Re: ERB meeting, 30 October 1996

Michael Sperberg-McQueen <U35395@UICVM.UIC.EDU> wrote:
> Agreed unanimously:
>  - to use the string '/>' as the NET delimiter in the SGML
>    declaration of XML documents

Joe English wrote:
> I strongly urge the ERB to reconsider this.
> The /> NET trick is extremely fragile.  Most current
> SGML parsers cannot even implement it, and those that do
> cannot enforce its proper usage.


Note also that allowing <e> means that either
(1) every XML parser has to be able to cope with parsing a DTD,
    merely to deal with <e>, or

(2) sending an XML file without a DTD is an error if it contains an
    element that was declared with content model EMPTY.
    However, an XML parser that doesn't handle a DTD won't be able
    to cope with this error easily -- it will simply assume
    containment, and get to the end of the document.  Probably it
    will then close all open elements, maybe issue a "document may
    have been truncated' error, and cheerfully continue, with
    a *completely wrong* interpretation of the document.
    Or, if you prefer, with a dramatically different ESIS.

    This is unacceptable.

I realise <@e> wasn't very popular.  But it has neither of these failure
cases, and, unlike the NET proposal, is robust against error -- it would
be an error to put an @ in front of an element not declared EMPTY,
because until SGML's syntax can be improved, the @ would be in the
element declaration.  Afterwards, it could be implied -- you'd set the

Is error checking really so hard to figure out?
Ask yourself
(a) what happens if I forget to use the special marker?
    (1) with <e/ or <e/>:
	If there's a DTD, and we're in an SGML application nothing.
	NET is always optional.  If we're an XML application using
	NSGMLs or some other ESIS-providing system (but can't be SGMLS,
	as it won't let you do the NET trick I think), it cannot be
	detected, since ESIS doesn't include minimisation information.

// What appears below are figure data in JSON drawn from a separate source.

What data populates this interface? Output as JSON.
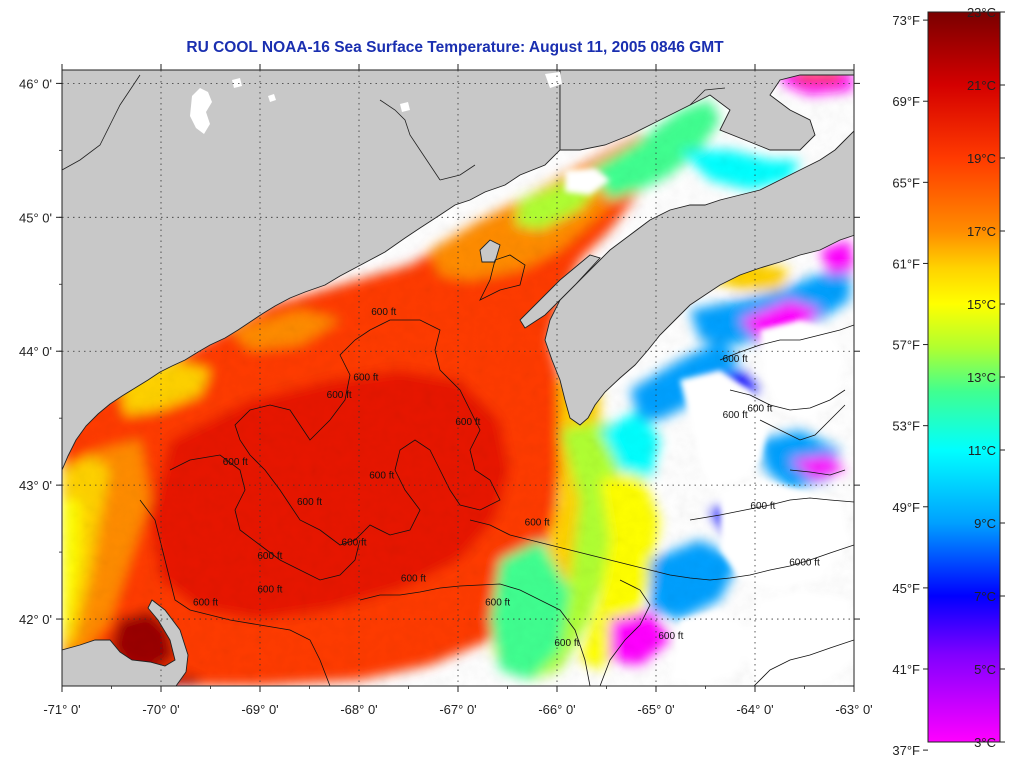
{
  "title": "RU COOL  NOAA-16  Sea Surface Temperature:  August 11, 2005 0846 GMT",
  "map": {
    "lon_range": [
      -71,
      -63
    ],
    "lat_range": [
      41.5,
      46.1
    ],
    "x_ticks": [
      {
        "lon": -71,
        "label": "-71° 0'"
      },
      {
        "lon": -70,
        "label": "-70° 0'"
      },
      {
        "lon": -69,
        "label": "-69° 0'"
      },
      {
        "lon": -68,
        "label": "-68° 0'"
      },
      {
        "lon": -67,
        "label": "-67° 0'"
      },
      {
        "lon": -66,
        "label": "-66° 0'"
      },
      {
        "lon": -65,
        "label": "-65° 0'"
      },
      {
        "lon": -64,
        "label": "-64° 0'"
      },
      {
        "lon": -63,
        "label": "-63° 0'"
      }
    ],
    "y_ticks": [
      {
        "lat": 46,
        "label": "46° 0'"
      },
      {
        "lat": 45,
        "label": "45° 0'"
      },
      {
        "lat": 44,
        "label": "44° 0'"
      },
      {
        "lat": 43,
        "label": "43° 0'"
      },
      {
        "lat": 42,
        "label": "42° 0'"
      }
    ],
    "grid": "dotted",
    "land_color": "#c8c8c8",
    "no_data_color": "#ffffff",
    "contour_labels": [
      {
        "text": "600 ft",
        "lon": -67.75,
        "lat": 44.27
      },
      {
        "text": "600 ft",
        "lon": -67.93,
        "lat": 43.78
      },
      {
        "text": "600 ft",
        "lon": -68.2,
        "lat": 43.65
      },
      {
        "text": "600 ft",
        "lon": -66.9,
        "lat": 43.45
      },
      {
        "text": "600 ft",
        "lon": -69.25,
        "lat": 43.15
      },
      {
        "text": "600 ft",
        "lon": -67.77,
        "lat": 43.05
      },
      {
        "text": "600 ft",
        "lon": -68.5,
        "lat": 42.85
      },
      {
        "text": "600 ft",
        "lon": -68.05,
        "lat": 42.55
      },
      {
        "text": "600 ft",
        "lon": -68.9,
        "lat": 42.45
      },
      {
        "text": "600 ft",
        "lon": -67.45,
        "lat": 42.28
      },
      {
        "text": "600 ft",
        "lon": -69.55,
        "lat": 42.1
      },
      {
        "text": "600 ft",
        "lon": -68.9,
        "lat": 42.2
      },
      {
        "text": "600 ft",
        "lon": -66.6,
        "lat": 42.1
      },
      {
        "text": "600 ft",
        "lon": -65.9,
        "lat": 41.8
      },
      {
        "text": "600 ft",
        "lon": -64.2,
        "lat": 43.92
      },
      {
        "text": "600 ft",
        "lon": -64.2,
        "lat": 43.5
      },
      {
        "text": "600 ft",
        "lon": -63.95,
        "lat": 43.55
      },
      {
        "text": "600 ft",
        "lon": -63.92,
        "lat": 42.82
      },
      {
        "text": "6000 ft",
        "lon": -63.5,
        "lat": 42.4
      },
      {
        "text": "600 ft",
        "lon": -64.85,
        "lat": 41.85
      },
      {
        "text": "600 ft",
        "lon": -66.2,
        "lat": 42.7
      }
    ]
  },
  "colorbar": {
    "f_labels": [
      "73°F",
      "69°F",
      "65°F",
      "61°F",
      "57°F",
      "53°F",
      "49°F",
      "45°F",
      "41°F",
      "37°F"
    ],
    "c_labels": [
      "23°C",
      "21°C",
      "19°C",
      "17°C",
      "15°C",
      "13°C",
      "11°C",
      "9°C",
      "7°C",
      "5°C",
      "3°C"
    ],
    "min_c": 3,
    "max_c": 23,
    "colors": {
      "c23": "#7a0000",
      "c21": "#d40000",
      "c19": "#ff3a00",
      "c17": "#ff8c00",
      "c16": "#ffd200",
      "c15": "#ffff00",
      "c14": "#b0ff30",
      "c13": "#40ff90",
      "c11": "#00ffff",
      "c9": "#00a0ff",
      "c7": "#0000ff",
      "c5": "#8000ff",
      "c3": "#ff00ff"
    }
  }
}
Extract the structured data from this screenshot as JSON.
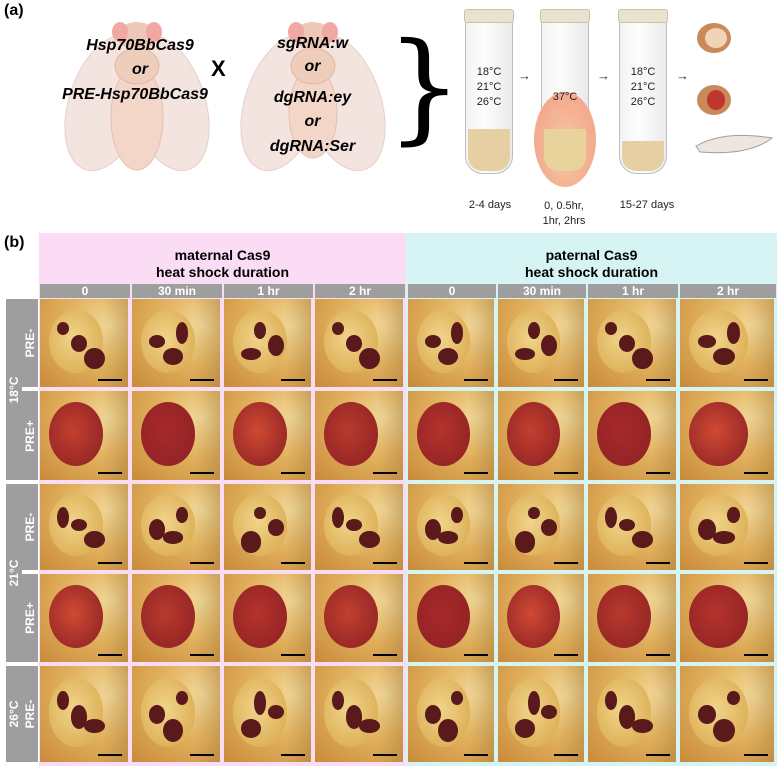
{
  "panel_a": {
    "label": "(a)",
    "cross_left": {
      "line1": "Hsp70BbCas9",
      "line2": "or",
      "line3": "PRE-Hsp70BbCas9"
    },
    "cross_symbol": "X",
    "cross_right": {
      "line1": "sgRNA:w",
      "line2": "or",
      "line3": "dgRNA:ey",
      "line4": "or",
      "line5": "dgRNA:Ser"
    },
    "brace": "}",
    "tubes": [
      {
        "temps": [
          "18°C",
          "21°C",
          "26°C"
        ],
        "caption": "2-4 days"
      },
      {
        "temps": [
          "37°C"
        ],
        "caption_lines": [
          "0, 0.5hr,",
          "1hr, 2hrs"
        ]
      },
      {
        "temps": [
          "18°C",
          "21°C",
          "26°C"
        ],
        "caption": "15-27 days"
      }
    ],
    "arrow": "→"
  },
  "panel_b": {
    "label": "(b)",
    "maternal": {
      "line1": "maternal Cas9",
      "line2": "heat shock duration",
      "bg": "#fbdcf5"
    },
    "paternal": {
      "line1": "paternal Cas9",
      "line2": "heat shock duration",
      "bg": "#d6f4f4"
    },
    "columns": [
      "0",
      "30 min",
      "1 hr",
      "2 hr",
      "0",
      "30 min",
      "1 hr",
      "2 hr"
    ],
    "temps": [
      "18°C",
      "21°C",
      "26°C"
    ],
    "rows": [
      "PRE-",
      "PRE+",
      "PRE-",
      "PRE+",
      "PRE-"
    ]
  }
}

	An XML-specific application convention might say that an element
	using the NET feature must declared EMPTY.  In that case, when we
	reach the end of the document, we declare a parse error and exit.
	(see (c) for the no DTD case)

    (2) with @
	If there's a DTD, we detect the error immmediately, with today's
	unmodified SGML.
	    although the @ is part of the element name (a kludge, I admit),
	    it is not polluting the reference concrete namespace -- there
	    cannot be any existing document types using the RFC in which
	    GIs began with "@".]

    (3) with <e>
	If you put a </e> in the document, and there's a DTD, it's an error
	and is detected.

(b) what happens if I use the special marker where I shouldn't?
    (1) with <e/ or <e/>:
	It's legal in SGML.  People using SGML tools will get very
	confused.  But maybe this will help discourage that practice,
	when XML tools become available.
	In XML with a DTD, you'll get an error.
	If the XML parser is just an SGML parser and uses ESIS, NET
	information is not available to it, and it is no longer an error
	(since it's legal in SGML).

    (2) with @
	If there is a DTD (whether ESIS or no, whether XML or SGML) an
	error is immediately given at the correct point of the error.

    (3) with <e>
	Meaningless in this case.  No error.
(c) what happens without a DTD, when I don't make an error?
    (1) with <e/ or <e/>:
	With XML and the application convention, everything is OK.
	You can't use NSGMLS and ESIS to implement this, though, since
	the fact tht NET was used is not included in ESIS.  (Using the
	grove mechanism is probably harder than writing a parser in C
	from scratch for most non-SGML programmers, I would guess)

    (2) with @
	The @ is part of the element name (with unmodified SGML) and gets
	passed through to the ESIS and the application.  Hence, this
	approach works in all cases.  It might not work with SGMLS, as
	it's not pure reference concrete syntax any more.  But it should
	work with NSGMLS out-of-the-box (yes?  James?)

    (3) with <e>
	This doesn't work without a DTD>  You're hosed.  Broken.
	Back to the drawing board.  We have two languages if this is
	allowed.  Language (1) is only for documents with a DTD.
	Language (2), XML, does not have empty elements.

Note that allowing both <e> and <e/ is harder to implement than only
allowing one of them -- it's harder than either of them alone.
And allowing <e> at all means that every XML parser has just got a lot
harder to write.

If you allow <e>, you might as well not bother with <e/>, as it doesn't
save the parser writer anything (still has to deal with old-fashioned
EMPTY elements).

Worse, neither of the two mechanisms accepted by the ERB has good
error handling characteristics (as Joe English pointed out and I have
attempted to enumerate).

Oh well.  If we stick with this, I propose to implement _only_ the
DTDless XML, with no support for EMPTY at all, for my own use.
It'll be _much_ quicker to write the code.  If my implementation
gets spread around quickly enough, it will become the defacto
standard.  Later, maybe I'll add #include nd other neat features I like.